Larry Jansen was purchased by the Giants from the San Francisco Seals of the PCL after the 1946 season. He was the Giants’ star pitcher over the next five seasons, never pitching fewer than 248 innings a season, and compiling a 121 ERA+ over that time. It was Jansen who relieved Sal Maglie, and retired the side in the ninth inning, in the famous 1951 playoff game against the Dodgers that featured Bobby Thomson‘s home run. Jansen had, three days earlier, thrown a complete game as the Giants beat the Braves on the last day of the season to secure that three-game playoff against Brooklyn.

Jansen, then 30, threw 278 innings in 1951, and the pressure of that summer would always remain vivid. “I’d finish a game and I’d be so exhausted, so drained, I couldn’t sleep at all that night. The next night, I’d get a few hours, but then the pressure’d begin to build to the next start two days away, and I wouldn’t sleep for two nights. By the time I got out on the mound, I’d be pitching from memory. But, by God, it must have worked, because that was one of my best years.”

In 1952 and 1953, Jansen would pitch 167 and 184 innings, respectively, and would have league-average ERA+. By July 1954, what the New York Times called his “sore arm” was so painful, and his pitching so poor, that the Giants released him and put him on their coaching staff. He would pitch for Seattle in the PCL in 1955, and then throw 34 innings with Cincinnati in 1956 before they released him.

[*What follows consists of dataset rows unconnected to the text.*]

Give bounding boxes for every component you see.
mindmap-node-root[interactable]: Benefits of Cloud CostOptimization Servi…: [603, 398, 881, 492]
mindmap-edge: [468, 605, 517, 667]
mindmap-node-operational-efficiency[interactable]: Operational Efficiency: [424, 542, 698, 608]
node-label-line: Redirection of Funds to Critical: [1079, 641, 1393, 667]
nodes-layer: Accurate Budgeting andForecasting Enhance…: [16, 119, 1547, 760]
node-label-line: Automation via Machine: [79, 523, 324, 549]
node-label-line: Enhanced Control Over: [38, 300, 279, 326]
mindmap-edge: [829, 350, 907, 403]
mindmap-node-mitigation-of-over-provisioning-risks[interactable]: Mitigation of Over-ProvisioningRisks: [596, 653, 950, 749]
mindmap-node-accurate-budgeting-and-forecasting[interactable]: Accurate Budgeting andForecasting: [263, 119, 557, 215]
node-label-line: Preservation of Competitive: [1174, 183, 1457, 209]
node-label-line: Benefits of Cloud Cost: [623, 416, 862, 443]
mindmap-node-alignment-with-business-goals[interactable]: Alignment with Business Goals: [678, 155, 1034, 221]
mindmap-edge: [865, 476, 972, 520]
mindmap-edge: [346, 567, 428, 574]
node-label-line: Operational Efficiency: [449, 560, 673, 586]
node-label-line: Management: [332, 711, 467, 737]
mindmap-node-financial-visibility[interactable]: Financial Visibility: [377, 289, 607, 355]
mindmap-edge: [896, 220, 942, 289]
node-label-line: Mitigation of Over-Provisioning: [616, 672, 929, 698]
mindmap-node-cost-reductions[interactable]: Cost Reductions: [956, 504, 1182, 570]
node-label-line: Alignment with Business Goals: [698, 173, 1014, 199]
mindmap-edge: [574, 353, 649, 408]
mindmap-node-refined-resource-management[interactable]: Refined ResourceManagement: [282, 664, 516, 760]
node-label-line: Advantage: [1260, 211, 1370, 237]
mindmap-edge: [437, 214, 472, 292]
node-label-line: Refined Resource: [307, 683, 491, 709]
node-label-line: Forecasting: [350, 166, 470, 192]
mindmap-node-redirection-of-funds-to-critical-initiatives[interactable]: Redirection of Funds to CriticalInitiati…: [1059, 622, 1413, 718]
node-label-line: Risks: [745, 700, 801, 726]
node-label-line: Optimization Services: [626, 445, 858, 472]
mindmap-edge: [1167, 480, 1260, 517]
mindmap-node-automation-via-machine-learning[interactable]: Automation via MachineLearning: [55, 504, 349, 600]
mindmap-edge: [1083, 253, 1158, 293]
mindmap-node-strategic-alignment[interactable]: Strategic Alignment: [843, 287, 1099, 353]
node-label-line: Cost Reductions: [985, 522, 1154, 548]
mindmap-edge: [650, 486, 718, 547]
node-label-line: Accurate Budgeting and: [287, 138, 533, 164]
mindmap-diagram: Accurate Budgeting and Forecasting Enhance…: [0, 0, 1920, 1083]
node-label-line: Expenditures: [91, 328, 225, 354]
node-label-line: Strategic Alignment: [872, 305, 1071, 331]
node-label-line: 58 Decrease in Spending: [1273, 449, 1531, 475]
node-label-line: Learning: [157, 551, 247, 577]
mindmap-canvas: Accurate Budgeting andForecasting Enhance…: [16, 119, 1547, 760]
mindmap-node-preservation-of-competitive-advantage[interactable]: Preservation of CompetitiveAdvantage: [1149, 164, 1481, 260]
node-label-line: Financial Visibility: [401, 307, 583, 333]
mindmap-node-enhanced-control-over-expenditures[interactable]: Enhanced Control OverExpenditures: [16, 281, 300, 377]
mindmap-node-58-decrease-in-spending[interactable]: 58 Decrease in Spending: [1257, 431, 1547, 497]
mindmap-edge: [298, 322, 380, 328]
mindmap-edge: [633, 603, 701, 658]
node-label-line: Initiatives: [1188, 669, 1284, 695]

There are others. Luther “Dummy” Taylor, who was deaf, pitched well for the Giants from 1902 to 1906, but was only league-average in 1907-08. Sometime in 1907, it was reported that his arm had “gone bad,” and he was out of the majors at age 33.

Bill Voiselle, 25 years old in 1944, started 41 games and pitched 312 innings for the Giants (still and probably for all time a major-league record for a rookie), winning 21, striking out 161 with a 121 ERA+. He was better than an average starter in only one season after that, and was out of the major leagues at age 31.

There are certainly many, many more, and I’m just looking at the Giants.  If you go down the list of pitchers who had early success in the big leagues, you come upon injury after injury after injury. And for many, such as Taylor and Voiselle, there’s no clear injury to talk about because pitchers just ascended and descended so quickly that nobody really bothered to keep track. And don’t even get started on the hundred, no, thousands of promising minor league pitchers through the years who have had their dreams crushed by injuries.

This, of course, is not to say that teams should stop trying to prevent injuries. They should absolutely keep trying, keep studying the arm, keep studying the mechanics of pitching. It’s more important now than ever with all the money and interest in the game.

But let’s not kid anybody. Pitchers get hurt, and there’s no solution for that. The Jarrod Parker story is an old tale. The thing that has changed, the miracle here, is that, with treatment and surgery, Parker will have the opportunity to come back and, we all hope, be as good or better than ever. That’s new. If he pitched 50 or 70 or 90 years ago, Jarrod Parker might have a two paragraph Wikipedia listing talking about how he was an exciting young pitcher until, inexplicably, arm fatigue caused him to have a puzzling drop in velocity. And he stopped being effective.